This is under reference to the famous and landmark judgment by Mr. Justice Nasim Sikandar in Writ Petition No. 665 of 2001 becomes relevant. Learned J. while deciding said appeal has given following comments:
"Before ending I would like to record that provision of section 12 (9A) like rest of them, should be invoked only where such invocation is absolutely free of any doubt. Such like doubtful provisions in any taxing status should be invoked as rarely as possible."
As regards the provision of excise duty the deduction made as expense from the -total income tax case law relied upon by the Revenue reported as 2000 PTD 2737 (ITR) about the liability it was rebutted by L/AR that the facts of the present case are distinguishable from it, viz. in that case contractual liability was disputed between the parties and matter was awaited for final disposal of appeal in the Court of justice. In the instant case the liability of Excise duty is a statutory liability, which has been arisen through the order of Additional Collector Custom/Excise dated 13-2-98. As per impugned order about the amount of Rs.7,295,295 the provision was made for the year ending on 30-9-1995 while for the balance amount of Rs. 11, 293, 880 the provision has been made in the year under appeal. The L/IAC observed that the assessee has disputed the demand created by the Additional Collector before the Appellate Authority, while till the disposal of appeal provision could not be made. The L/AR argued that duty, taxes or other levies e.g. Sale Tax or Excise Duty payable by the assessee does not become contingent merely because the assessee disputes the liability in future proceedings. It may be allowed as an ascertained liability under the mercantile system of accounting to this effect the judgments of Indian Courts have been referred by the L/AR of the assessee:
We are of the considered opinion that income tax laws recognize the cash as well as Mercantile System of Accounting. As per the mercantile system a fiscal liability under statute should be allowed in the year in which the transaction takes place, although:--
(i) The precise quantification of the liability in the form of an assessment in demand may come later.
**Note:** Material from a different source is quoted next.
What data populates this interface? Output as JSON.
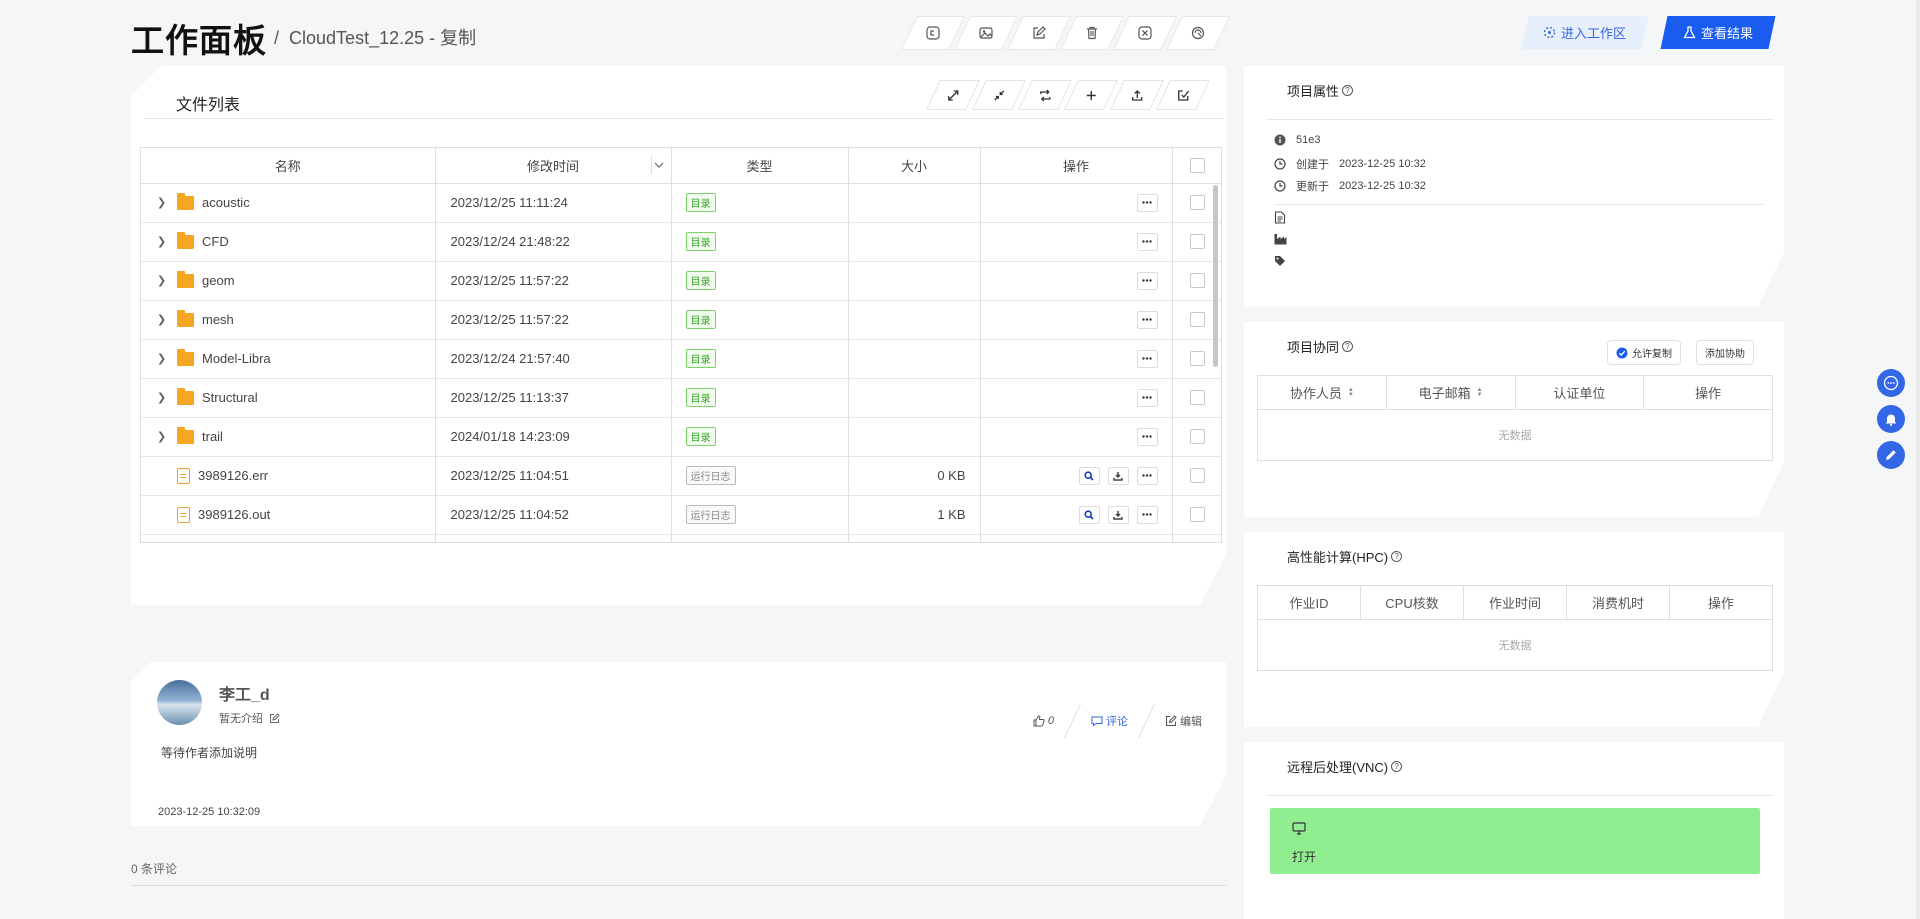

(ii) The assessee may contest the liability in appeal or other proceedings and:
(iii) The assessee may have made no provision for the liability in his books.
(iv) Alternatively, assessee may claim a deduction in a subsequent year in which the taxes assessed and the demand is made, although the transaction may pertain to earlier years or he may even postpone his claim of deduction to the year in which he loses an appellate proceedings and the levy becomes final. This factor has been explained by the following case-law.
1. Kadnath Jute Manufacturing Co. Ltd. v. C.I.T. 82 ITR 363 SC.
2. Kerala Arecant'Co. v. C.I.T. 43 ITR 445
3. C.I.T. v. Royal Boot House 75 ITR 507
4. Ganesh Lal Ram Kumar v. C.I.T. 77 ITR 974
5. C.I.T. v. New Jehangir Vakial Mill Co. 37 ITR 136
6. Co. Ltd. Hancok v. General Reversionary-07 TC 358 (371)
7. C.I.T. v. Heralal 86 ITR 463
8. C.I.T. v. Jai Bajrang Nail Industries 5 ITR (sic).
In a reported case of (1960) 2 Taxation (V-405), the assessee's system of accountancy was mercantile. At the time of income tax assessment the assessee claimed Sales Tax liability as inadmissible deduction. The liability was not questioned but the claim was not allowed by income tax officer on the ground that the amount in question was neither debited in the account of relevant year nor paid in fact during the year in question. Before the Tribunal the point for decision whether the alleged claim for Sale Tax could be remitted back to the proper year or should be considered only when payment of sale tax was made. The Tribunal held that the claim should be allowed in the relevant year to which it actually related. In the present case demand of sale tax was created on 18-3-1998, hence it is related to the year under appeal. Therefore, in the light of above discussed facts we are inclined to accept the contention of assessee and to hold that assessee has rightly claimed the provision of excise duty for the year under appeal.
As regards the taxation of reserve whether be the accumulative or of the year concerned in which the required distribution of dividend has not been made, the issue has been dealt with in a case reported as 2004 (89) Tax (342) (Trib.) in which it has been held that the profits of the subject year and not accumulative profits of the earlier years which could be subjected to action under section 12(9A) of the repealed Ordinance. The relevant portion of the said judgment is reproduced as under:
"The perusal of the above quoted provisions of law reveals that subsection (9-A) of section 12 of the Ordinance is applicable in the case where:
(i) the profit is derived by a public company for any income year;
(ii) cash dividends are not distributed within seven months of the end of the said income year or the undivided profit for that year is in excess of 50% of its paid-up capital;
(iii) the `reserves' of the company are in excess of 50% of its paid up capital; and
(iv) the profit to be considered for the purpose of subsection (9A) is the profit for the year under consideration only.
When the above ingredients of the subsection (9A) are taken up jointly and considered in their entirety it becomes easier to interpret the term `reserves' appearing in the said sub-section (9A). In my opinion, as per most plausible interpretation of the term `reserves' used in the above mentioned sub-section (9A) it means the amount being the undivided profit of the relevant year only and does not include the brought forward `reserves' of the previous years. Even otherwise, it is not plausible to include the brought forward reserves of previous years in the undivided profit of a subsequent year for the purposes of subsection (9A) of section 12 because in such a case the same amount shall be again and again charged to tax under the same provision which is not permissible under law. The definition of word ' reserves' provided in rule 203-AA of Income Tax Rules, 1982 is also not exhaustive and does not provide a direct answer to the question under consideration. Since it is a settled principle of law that in case of fiscal statute where more than one interpretation of a provision is possible then one favouring the assessee is to be followed. Under the circumstances, it is held that the `reserves' for the purpose of subsection (9-A) (supra) is the amount of undivided profit of the relevant year only and it does not include the brought forward reserves of the previous year. In my view as expressed above, I do not agree with findings of the learned Accountant Member on the issue under consideration, thus the same stands decided in favour of the assessee. As a result, the appeal of the assessee for the year under consideration i.e. Assessment year 1999-2000 succeeds in the manner as indicated above."
So in the light of above judgment in the instant matter too the reserves of the year under appeal only be subjected to action of taxation under section 12(9A) of the repealed Ordinance 1979.
In this way appeal is disposed of accordingly in the above indicated manner.
C.M.A/34/Tax (Trib)Order accordingly.